In a United Nations-sponsored report, scientists concluded that approximately 40 percent of invertebrate pollinating species, including bees, and 16 percent of vertebrate species are threatened with the possibility of extinction. The report represents data from over 125 countries, including the United States.
Though bees are the most commonly known pollinators, many other animals and insects contribute to the fertilization and reproduction of plants. Other species of pollinators that face extinction include butterflies, flies, wasps, beetles, moths and bats. Furthermore, pollinated crops not only include flowers, but also vegetables, fruits, nuts and seeds, all of which serve as primary sources of necessary vitamins and minerals. Because over 75 percent of the world’s food crops require pollination, scientists predict this extinction will negatively impact nutritional security and food production across the globe.
Not only will the extinction of pollinators increase the risks of malnutrition within animal and human populations, but scientists claim it could also impact the production of biofuels such as canola and palm oils, fibers and medicines.
In addition to impacting natural resources, researchers predict that the extinction of pollinators and their crops will adversely affect agricultural production and the annual value of global crops.
This decrease in pollinator populations is largely due to human activity. According to IPBES Vice-Chair Robert Watson, factors that have led to the extinction include the increasing usage of pesticides, changes in land use, the onset of disease within pollinators and climate change.
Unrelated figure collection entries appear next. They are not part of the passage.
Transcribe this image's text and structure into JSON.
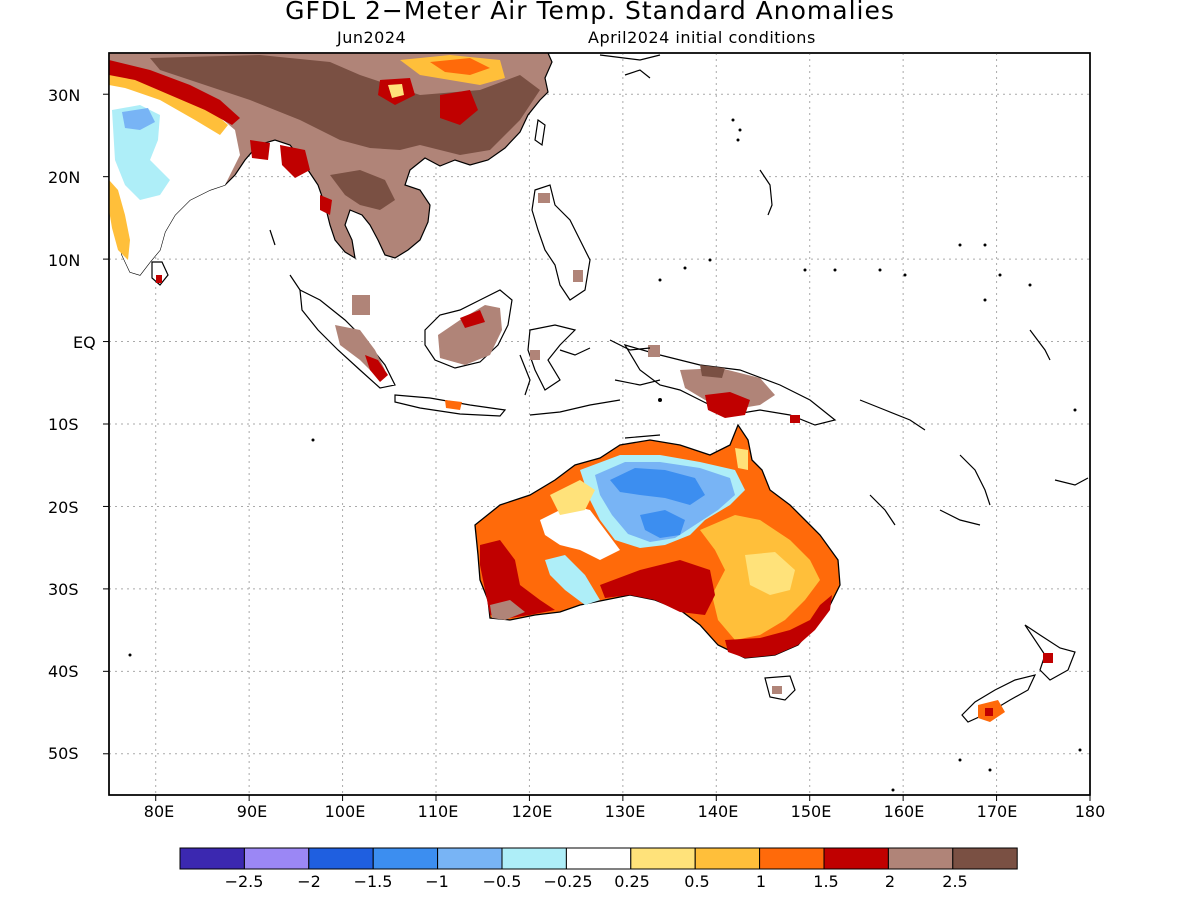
{
  "title": "GFDL 2−Meter Air Temp. Standard Anomalies",
  "subtitle_left": "Jun2024",
  "subtitle_right": "April2024 initial conditions",
  "lat_labels": [
    "30N",
    "20N",
    "10N",
    "EQ",
    "10S",
    "20S",
    "30S",
    "40S",
    "50S"
  ],
  "lon_labels": [
    "80E",
    "90E",
    "100E",
    "110E",
    "120E",
    "130E",
    "140E",
    "150E",
    "160E",
    "170E",
    "180"
  ],
  "colorbar": {
    "colors": [
      "#3b28b0",
      "#9b87f5",
      "#1f5fe0",
      "#3c8ef0",
      "#78b4f5",
      "#aeeef8",
      "#ffffff",
      "#ffe27a",
      "#ffbf3a",
      "#ff6a0a",
      "#c00000",
      "#b08478",
      "#7a5043"
    ],
    "labels": [
      "−2.5",
      "−2",
      "−1.5",
      "−1",
      "−0.5",
      "−0.25",
      "0.25",
      "0.5",
      "1",
      "1.5",
      "2",
      "2.5"
    ]
  },
  "map": {
    "lon_range": [
      75,
      180
    ],
    "lat_range": [
      -55,
      35
    ],
    "grid": "dotted",
    "land_outline_color": "#000000"
  }
}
Climate change in particular affects plant and pollinator territory, while also influencing plants’ flowering time.
Genetically modified (GM) crops that tolerate herbicides and resist pests pose a unique threat to pollinators, especially because GM plants reduce the accessibility of weeds that serve as a food source of pollinating insects.
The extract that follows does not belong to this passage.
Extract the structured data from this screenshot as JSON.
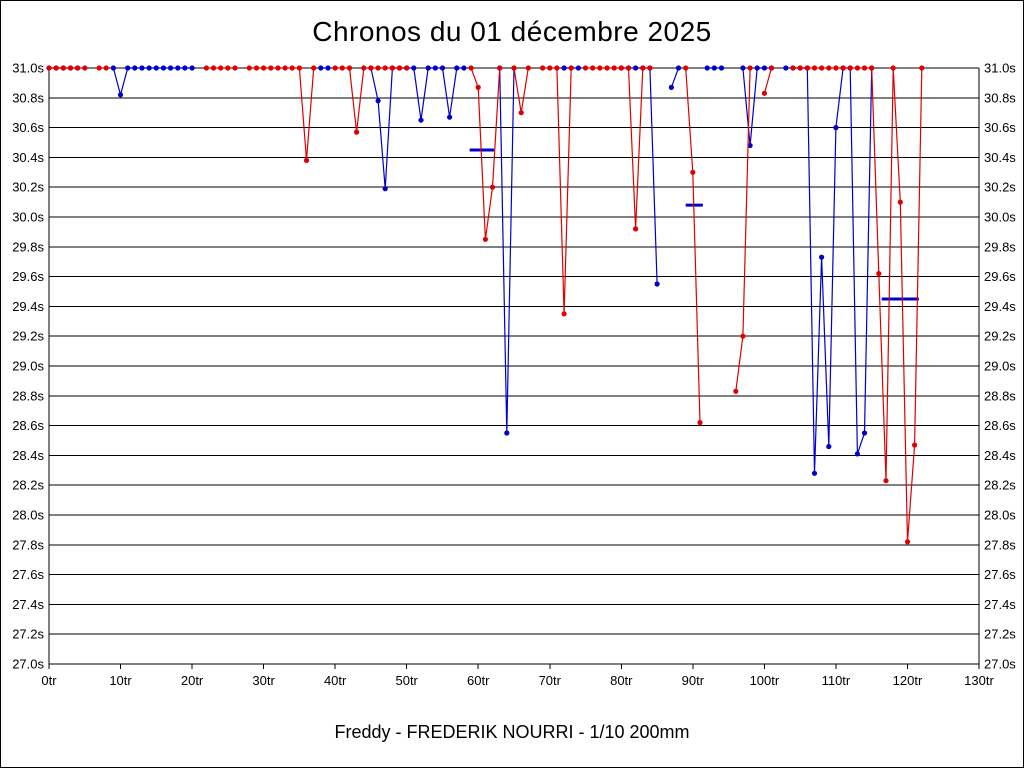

In order to prevent further extinction of pollinators, researchers advise farmers to promote sustainable agriculture by decreasing the usage of pesticides, preserving pollinator habitats, implementing traditional farming practices and educating the general public regarding the detrimental effects of climate change.
According to Executive Director of the United Nations Environment Program Achim Steiner, the extinction of pollinators demonstrates the fragile relationship that human activity has with the planet’s biodiversity.
“The growing threat to pollinators, which play an important role in food security, provides another compelling example of how connected people are to our environment, and how deeply entwined our fate is with that of the natural world,” he said. “As we work towards food security, it is important to approach the challenge with a consideration of the environmental impacts that drive the issue. Sustainable development, including improving food security for the world’s population, necessitates an approach that embraces the environment.”